Yeah that's what I thought. As for parsing I meant do you have a library or something like DOMParser that lets you search though the DOM for particular elements? Or are you dealing with the HTML as like one big string and pulling stuff out with RegExs?

I'm a game dev and not a web programmer so don't really know too much about this kinda thing so curious.
BugmenotEncore
08/26/25 09:17PM
EdgeOfTheMoon said:
Yeah that's what I thought. As for parsing I meant do you have a library or something like DOMParser that lets you search though the DOM for particular elements? Or are you dealing with the HTML as like one big string and pulling stuff out with RegExs?

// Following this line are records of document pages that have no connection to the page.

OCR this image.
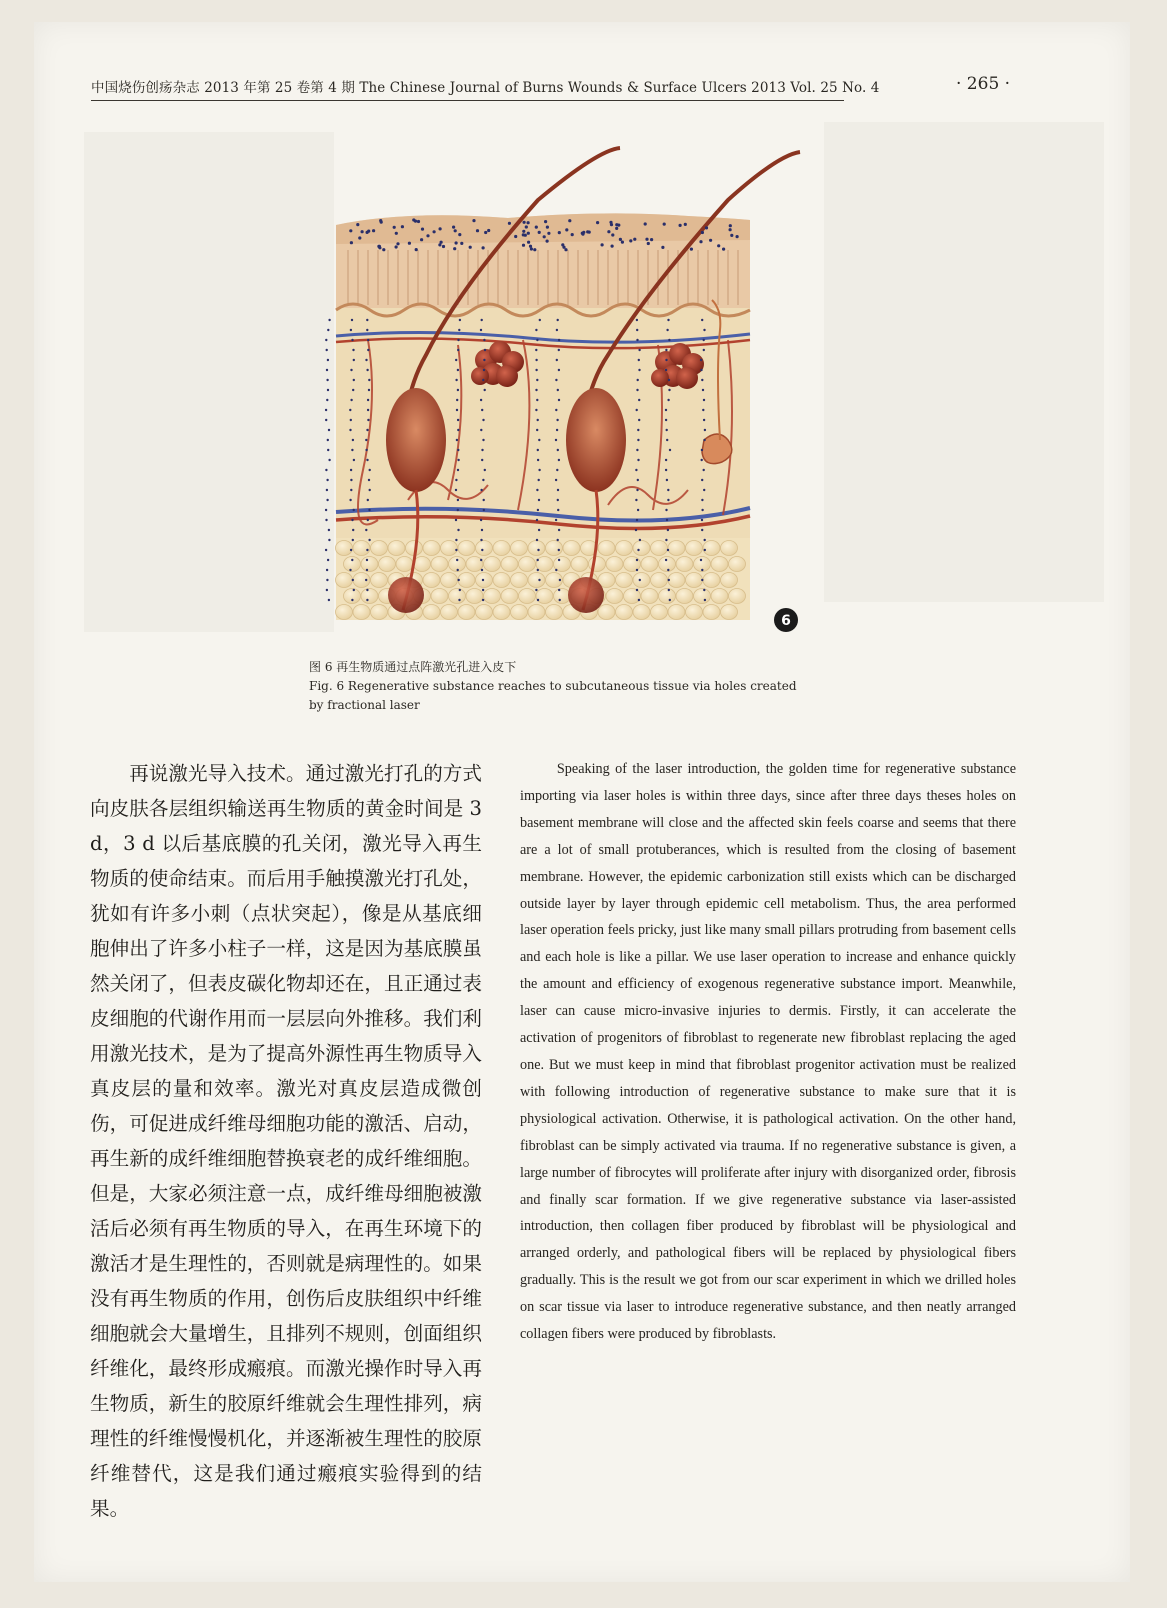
中国烧伤创疡杂志 2013 年第 25 卷第 4 期 The Chinese Journal of Burns Wounds & Surface Ulcers 2013 Vol. 25 No. 4	· 265 ·
6
图 6 再生物质通过点阵激光孔进入皮下
Fig. 6 Regenerative substance reaches to subcutaneous tissue via holes created
by fractional laser
再说激光导入技术。通过激光打孔的方式向皮肤各层组织输送再生物质的黄金时间是 3 d，3 d 以后基底膜的孔关闭，激光导入再生物质的使命结束。而后用手触摸激光打孔处，犹如有许多小刺（点状突起），像是从基底细胞伸出了许多小柱子一样，这是因为基底膜虽然关闭了，但表皮碳化物却还在，且正通过表皮细胞的代谢作用而一层层向外推移。我们利用激光技术，是为了提高外源性再生物质导入真皮层的量和效率。激光对真皮层造成微创伤，可促进成纤维母细胞功能的激活、启动，再生新的成纤维细胞替换衰老的成纤维细胞。但是，大家必须注意一点，成纤维母细胞被激活后必须有再生物质的导入，在再生环境下的激活才是生理性的，否则就是病理性的。如果没有再生物质的作用，创伤后皮肤组织中纤维细胞就会大量增生，且排列不规则，创面组织纤维化，最终形成瘢痕。而激光操作时导入再生物质，新生的胶原纤维就会生理性排列，病理性的纤维慢慢机化，并逐渐被生理性的胶原纤维替代，这是我们通过瘢痕实验得到的结果。
Speaking of the laser introduction, the golden time for regenerative substance importing via laser holes is within three days, since after three days theses holes on basement membrane will close and the affected skin feels coarse and seems that there are a lot of small protuberances, which is resulted from the closing of basement membrane. However, the epidemic carbonization still exists which can be discharged outside layer by layer through epidemic cell metabolism. Thus, the area performed laser operation feels pricky, just like many small pillars protruding from basement cells and each hole is like a pillar. We use laser operation to increase and enhance quickly the amount and efficiency of exogenous regenerative substance import. Meanwhile, laser can cause micro-invasive injuries to dermis. Firstly, it can accelerate the activation of progenitors of fibroblast to regenerate new fibroblast replacing the aged one. But we must keep in mind that fibroblast progenitor activation must be realized with following introduction of regenerative substance to make sure that it is physiological activation. Otherwise, it is pathological activation. On the other hand, fibroblast can be simply activated via trauma. If no regenerative substance is given, a large number of fibrocytes will proliferate after injury with disorganized order, fibrosis and finally scar formation. If we give regenerative substance via laser-assisted introduction, then collagen fiber produced by fibroblast will be physiological and arranged orderly, and pathological fibers will be replaced by physiological fibers gradually. This is the result we got from our scar experiment in which we drilled holes on scar tissue via laser to introduce regenerative substance, and then neatly arranged collagen fibers were produced by fibroblasts.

I'm a game dev and not a web programmer so don't really know too much about this kinda thing so curious.


Keeping in mind that I make no claim my method is the optimal one, what I'm doing is Almost your second idea. Only difference is I break it down into separate strings using -split whenever it is beneficial to do so.

It is a big difference, though - this would take ages without those artificial line breaks.